Sunday, May 30, 2010

"Your task is not to seek for love, but merely to seek and find all the barriers within yourself that you have built against it."
-- Jalaluddin Rumi

Wednesday, May 12, 2010

"Who never spoke before his spirit moved"

Crises come unannounced. Do they give us a glimpse of the deep aquamarine layers within our selves or create a fleeting illusion of there being more to us than the shimmer and go of our daily existence? If it be the former, why doesn't the experience stay? The spirit moves so seldom and so subtly that it is gone before you capture it. And then it wanes and wanes into a figment of the imagination that seems all too unreal after a few days.

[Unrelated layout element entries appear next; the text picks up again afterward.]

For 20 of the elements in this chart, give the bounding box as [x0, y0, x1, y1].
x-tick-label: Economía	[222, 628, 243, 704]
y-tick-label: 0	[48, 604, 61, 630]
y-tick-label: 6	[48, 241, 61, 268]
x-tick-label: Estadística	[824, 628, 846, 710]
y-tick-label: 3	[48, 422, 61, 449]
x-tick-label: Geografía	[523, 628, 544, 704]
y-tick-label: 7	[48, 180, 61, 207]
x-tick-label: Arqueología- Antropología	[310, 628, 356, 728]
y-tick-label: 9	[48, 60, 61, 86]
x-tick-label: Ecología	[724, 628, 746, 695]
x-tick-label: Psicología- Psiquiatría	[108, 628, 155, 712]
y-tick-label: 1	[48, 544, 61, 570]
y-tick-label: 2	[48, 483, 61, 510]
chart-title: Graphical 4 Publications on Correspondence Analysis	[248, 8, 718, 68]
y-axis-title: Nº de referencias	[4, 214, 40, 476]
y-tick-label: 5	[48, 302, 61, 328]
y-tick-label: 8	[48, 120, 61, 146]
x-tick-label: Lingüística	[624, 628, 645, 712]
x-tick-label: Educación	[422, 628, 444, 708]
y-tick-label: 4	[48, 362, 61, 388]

If the artist spoke only when his spirit moved (and in the fortunate event that paper-n-pen or mouse-n-keyboard were at hand), how plentiful would his output be? Philip Larkin's average of nine poems a year seems daunting enough, even for a poet who confessed to writing of banalities and the 'decisions of the flesh' rather than anything as intangible as the spirit. Quantity doesn't matter, one might say. But I suspect meagreness of output also reflects the poverty of these intense moments in our small lives. Else there are sparse pinpricks of diamonds among heaps of coal!

Perhaps the roots are yet too far out of my reach, perhaps this is one of those times when I manage to keep doubts at bay to believe in virtual reality. Am I being guided or teased?